Corthron’s most recent novel, “Moon and the Mars,” tells a coming-of-age story of a young Black/Irish girl in the Five Points district in New York in the years just before and during the Civil War. Her awards include the Windham Campbell Prize for Drama, the Horton Foote Prize, the Flora Roberts Award, and more.

"Among the infinite literary pages dedicated to the 16th president, Christina Kirk's stage portrayal is unique in that it gives voice not just to Mary Todd but to Lincoln's African American intimates,” Corthron said. “’A House Divided’ is a meticulously researched work, politically invigorating and deliciously theatrical."

The reading will feature professional actors from Chicago and Omaha, as well as local talent. Students and faculty from the Johnny Carson School of Theatre and Film will also be involved.

“I have two students playing roles, and I have one student reading the stage directions, and I’ll probably have a student assistant director,” Kirk said.

Kirk said she hopes the play lets people think about their relationships and how they navigate differences with each other.
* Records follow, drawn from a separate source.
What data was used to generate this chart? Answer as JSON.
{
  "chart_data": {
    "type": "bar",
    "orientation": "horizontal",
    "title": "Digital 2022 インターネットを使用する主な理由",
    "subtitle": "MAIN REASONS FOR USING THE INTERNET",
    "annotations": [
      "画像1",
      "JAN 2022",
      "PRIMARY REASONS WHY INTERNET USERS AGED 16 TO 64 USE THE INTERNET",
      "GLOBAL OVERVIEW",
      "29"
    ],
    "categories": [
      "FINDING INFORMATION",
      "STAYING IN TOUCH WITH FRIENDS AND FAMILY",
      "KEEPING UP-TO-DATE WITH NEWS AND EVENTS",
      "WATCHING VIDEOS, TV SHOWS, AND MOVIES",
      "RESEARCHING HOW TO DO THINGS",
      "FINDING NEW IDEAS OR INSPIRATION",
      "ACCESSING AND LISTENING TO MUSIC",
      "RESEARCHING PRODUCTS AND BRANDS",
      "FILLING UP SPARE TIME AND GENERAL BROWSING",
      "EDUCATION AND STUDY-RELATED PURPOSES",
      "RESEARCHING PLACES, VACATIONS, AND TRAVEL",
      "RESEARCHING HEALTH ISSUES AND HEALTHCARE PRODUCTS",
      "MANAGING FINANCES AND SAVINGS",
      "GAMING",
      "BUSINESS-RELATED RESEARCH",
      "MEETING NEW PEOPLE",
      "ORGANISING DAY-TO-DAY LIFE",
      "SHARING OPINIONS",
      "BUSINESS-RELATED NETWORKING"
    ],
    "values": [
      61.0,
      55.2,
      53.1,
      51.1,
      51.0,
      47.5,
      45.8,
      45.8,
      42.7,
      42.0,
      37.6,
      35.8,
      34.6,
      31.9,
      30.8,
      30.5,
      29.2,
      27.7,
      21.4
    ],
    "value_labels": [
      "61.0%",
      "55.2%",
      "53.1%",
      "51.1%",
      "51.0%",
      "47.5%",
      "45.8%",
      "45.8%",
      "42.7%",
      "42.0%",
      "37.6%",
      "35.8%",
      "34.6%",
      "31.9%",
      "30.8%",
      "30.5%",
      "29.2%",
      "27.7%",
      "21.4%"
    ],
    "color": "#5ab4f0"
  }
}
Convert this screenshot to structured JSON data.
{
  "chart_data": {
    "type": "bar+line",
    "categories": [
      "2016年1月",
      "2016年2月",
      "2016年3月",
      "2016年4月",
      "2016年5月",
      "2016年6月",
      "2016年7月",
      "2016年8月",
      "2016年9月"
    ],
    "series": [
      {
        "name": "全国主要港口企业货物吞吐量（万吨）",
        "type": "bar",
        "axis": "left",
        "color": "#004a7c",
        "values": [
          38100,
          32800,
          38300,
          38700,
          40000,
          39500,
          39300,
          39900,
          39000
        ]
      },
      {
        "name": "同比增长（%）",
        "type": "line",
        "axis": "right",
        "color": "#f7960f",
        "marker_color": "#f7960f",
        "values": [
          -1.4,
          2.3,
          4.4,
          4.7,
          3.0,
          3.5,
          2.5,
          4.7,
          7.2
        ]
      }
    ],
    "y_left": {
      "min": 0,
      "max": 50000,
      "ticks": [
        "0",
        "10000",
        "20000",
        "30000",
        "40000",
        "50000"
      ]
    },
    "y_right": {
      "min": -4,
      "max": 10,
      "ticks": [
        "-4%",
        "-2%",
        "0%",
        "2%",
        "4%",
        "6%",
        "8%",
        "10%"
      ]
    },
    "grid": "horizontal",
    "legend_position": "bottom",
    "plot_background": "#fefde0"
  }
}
“I hope people think critically about how it is to relate to those whose opinions or points of view are different from their own, and that they find some empathy for what it’s like to be in conflict with someone, particularly a family member, who may see the world differently than they do,” she said. “The play asks us to consider the stakes involved in loving someone unconditionally.”

Kirk hopes “A House Divided” can eventually be produced.

“It’d be great to produce it in Lincoln, Nebraska. It would also be wonderful to produce it in Illinois, the “Land of Lincoln,” so I’ll be reaching out to producers in the Chicago area,” she said. “I’d also like to get it published, so I’ll likely be submitting it to contests and be looking for other ways to get it out there.”

Kirk has had fun writing the play and hopes to do more of that in the future.

“This is definitely a new venture for me. Most of my scholarship, to date, has been as a director and as an actor,” she said. “This was a departure for me, but it’s what I want to do now. I’ve already got my idea for my next play.”

Kirk previously served as the director of the Johnny Carson School of Theatre and Film and executive director of the Nebraska Repertory Theatre from 2019-2022. Her directing credits include The Living Theatre, New Dramatists, assisting Liviu Ciulei at Arena Stage and numerous productions for Otterbein University Theatre and Otterbein Summer Theatre. She recently performed the role of Linda in the Nebraska Repertory Theatre’s 2022 production of “Death of a Salesman” and has performed at the Illinois Shakespeare Festival, the Illinois Repertory Theatre, CATCO (Contemporary American Theatre Company), among others.

The Studio Theatre is located on the first floor of the Temple Building, which is located at 12th and R streets on the University of Nebraska–Lincoln’s city campus.